As a change, the Decree broadens the scope of remote work to jobs by non-computer means as well. Accordingly, unless it is otherwise agreed by the parties, telework means that the employee shall work at the workplace for up to one third of his/her working days, and remotely on the other working days. Hybrid solutions of companies, allowing employees to work from home office partially or full time during the epidemic situation, may result in the application of the provisions of the Decree (i.e. application of the provisions of remote work) if the conditions are met.
The application of permanent home office requires the consensus of the employer and the employee and it must be regulated in the employment agreement.
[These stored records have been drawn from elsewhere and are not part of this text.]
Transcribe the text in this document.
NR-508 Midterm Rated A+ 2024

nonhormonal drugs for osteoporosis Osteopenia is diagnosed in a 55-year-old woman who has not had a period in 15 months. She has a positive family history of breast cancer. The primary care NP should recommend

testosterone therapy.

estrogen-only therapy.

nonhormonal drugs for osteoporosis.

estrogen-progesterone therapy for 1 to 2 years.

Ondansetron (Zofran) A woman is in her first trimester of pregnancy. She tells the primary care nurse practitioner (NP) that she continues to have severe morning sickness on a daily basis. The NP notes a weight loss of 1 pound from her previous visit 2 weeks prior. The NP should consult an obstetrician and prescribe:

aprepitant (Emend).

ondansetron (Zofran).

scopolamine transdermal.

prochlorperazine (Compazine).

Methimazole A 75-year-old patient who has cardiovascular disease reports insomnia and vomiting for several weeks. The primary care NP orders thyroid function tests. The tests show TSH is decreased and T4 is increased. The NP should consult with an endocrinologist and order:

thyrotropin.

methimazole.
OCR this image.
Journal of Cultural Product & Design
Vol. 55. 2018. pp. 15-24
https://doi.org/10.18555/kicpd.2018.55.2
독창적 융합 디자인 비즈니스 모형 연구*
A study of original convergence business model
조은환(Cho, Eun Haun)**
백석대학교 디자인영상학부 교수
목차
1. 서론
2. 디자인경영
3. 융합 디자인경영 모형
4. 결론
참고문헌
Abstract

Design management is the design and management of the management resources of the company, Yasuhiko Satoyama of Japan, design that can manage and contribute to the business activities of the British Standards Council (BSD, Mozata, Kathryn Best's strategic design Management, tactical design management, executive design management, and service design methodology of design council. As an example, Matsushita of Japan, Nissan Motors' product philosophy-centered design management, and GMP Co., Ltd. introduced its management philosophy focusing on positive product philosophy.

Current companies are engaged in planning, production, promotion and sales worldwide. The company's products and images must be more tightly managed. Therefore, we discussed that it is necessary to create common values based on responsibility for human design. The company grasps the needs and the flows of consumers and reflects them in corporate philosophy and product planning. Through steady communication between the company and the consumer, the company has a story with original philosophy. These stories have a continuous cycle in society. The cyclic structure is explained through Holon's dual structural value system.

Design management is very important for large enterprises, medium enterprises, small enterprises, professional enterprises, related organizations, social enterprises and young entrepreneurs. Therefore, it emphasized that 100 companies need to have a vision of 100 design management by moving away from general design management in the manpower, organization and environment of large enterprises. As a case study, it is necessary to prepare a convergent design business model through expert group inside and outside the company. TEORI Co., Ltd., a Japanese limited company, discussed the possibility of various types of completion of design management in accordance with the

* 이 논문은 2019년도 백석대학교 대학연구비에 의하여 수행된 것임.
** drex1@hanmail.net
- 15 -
Therefore, in the absence of the parties’ mutual agreement, the employer can only order unilaterally to the employee to work from home office for 44 scheduled working days.
Contrary to the provisions of the Labour Code, unless it is otherwise agreed by the parties, the employee is obliged to work according to his/her original working time schedule (therefore, flexible working hours are not applicable automatically during remote work). Provisions on work safety and the employee’s right for the reimbursement of his/her expenses for the period of remote work are also covered (either itemised costs or a flat rate of 10% of the applicable monthly minimum wage, i.e. HUF 16,740/month).
The new provisions are applicable during the state of emergency, which means that the general rules, including the Labour Code, will be applicable once the state of emergency ceases to exist.